I suspect there is a legion of older fishermen out there who caught their share of bass on the old reliables like the Zara Spook, the Jitterbug, the Heddon Mouse, the Lucky-13, Heddon Basser, and the ever-popular South Bend Bass-O-Reno.

When I was a kid, one of my uncles took his share of big bass from the thick weed growth on Lake Zurich while using the old Plummer's Frog. There used to be red and black ads in the old, big three fishing magazines touting the way the Plummer Frog caught fish.

Well that frog eventually evolved in to a Snag Proof weedless frog and has literally turned thousands of skeptics into true believers who prowl the carpets of cabbage and coontail weeds.

These gems come in various sizes and colors, with some equipped with small weights to make them sink down in to the weed pockets, but my favorites are the ones that can be skated across the surface.

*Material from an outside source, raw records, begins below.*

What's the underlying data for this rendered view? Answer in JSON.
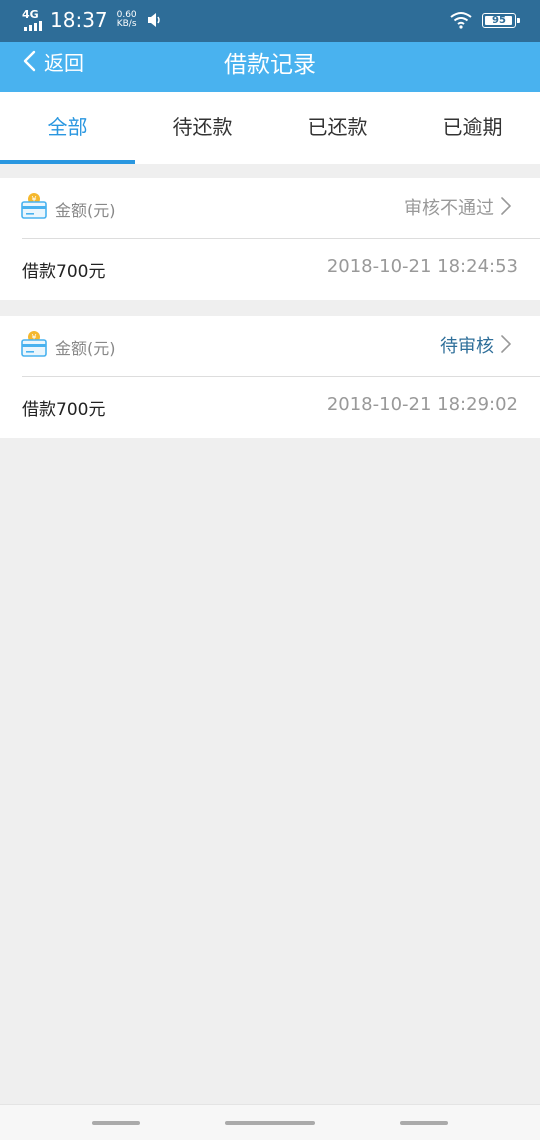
{
  "status_bar": {
    "network": "4G",
    "time": "18:37",
    "speed_value": "0.60",
    "speed_unit": "KB/s",
    "battery": "95"
  },
  "navbar": {
    "back_label": "返回",
    "title": "借款记录"
  },
  "tabs": [
    {
      "label": "全部",
      "active": true
    },
    {
      "label": "待还款",
      "active": false
    },
    {
      "label": "已还款",
      "active": false
    },
    {
      "label": "已逾期",
      "active": false
    }
  ],
  "records": [
    {
      "amount_label": "金额(元)",
      "status": "审核不通过",
      "status_color": "#999999",
      "name": "借款700元",
      "datetime": "2018-10-21 18:24:53"
    },
    {
      "amount_label": "金额(元)",
      "status": "待审核",
      "status_color": "#2f6f9a",
      "name": "借款700元",
      "datetime": "2018-10-21 18:29:02"
    }
  ],
  "colors": {
    "status_bar": "#2e6d98",
    "nav_bar": "#49b2ef",
    "tab_active": "#2a97e0",
    "background": "#efefef"
  }
}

I will never forget one morning some years back on Bangs Lake. I pulled up to some extra-heavy weed growth and pitched a light green Snag Proof frog to an inside weed edge.

I placed the rod down, against the gunwale, and proceeded to pour some coffee into my cup. I took a couple sips and then laid the cup down on a seat next to me. I started my retrieve by hopping the frog over lily pads and heavy cabbage. That lure didn't travel more than 3 feet when the water suddenly exploded. Having been schooled by other frog fishermen, I allowed that bass to chomp down on the lure thereby collapsing the soft body and exposing the hooks.

I reeled in the slack and executed a strong hookset. My coffee spilled all over my shoes and floor of the boat, but I had a fish, so I really didn't care all that much. The scale read an even 5 pounds. I caught six more big bass that morning by working the slop, slowly and carefully, and making lots of surface noise as part of my routine.

I've taken the Snag Proof frogs and poppers to Minnesota and Wisconsin and wound up with ripped-up baits after catching pike and muskies hiding in ambush mode under the heavy cover. I've had jumbo smallmouth bass attack the frogs and poppers on river systems after I pitched them under heavy branches sprouting out from deadfalls. In Florida, I flipped the Snag Proof Tournament Frog to grassy areas where big snook were cruising and was able to dredge them out from their hiding and feeding spots.

As I said before, nothing beats topwater action, especially when faced with what many anglers will avoid - heavy, matted, cover in the form of weeds and grass.

I suggest trying something different right now and put a little kick back into your angling with these weedless lures.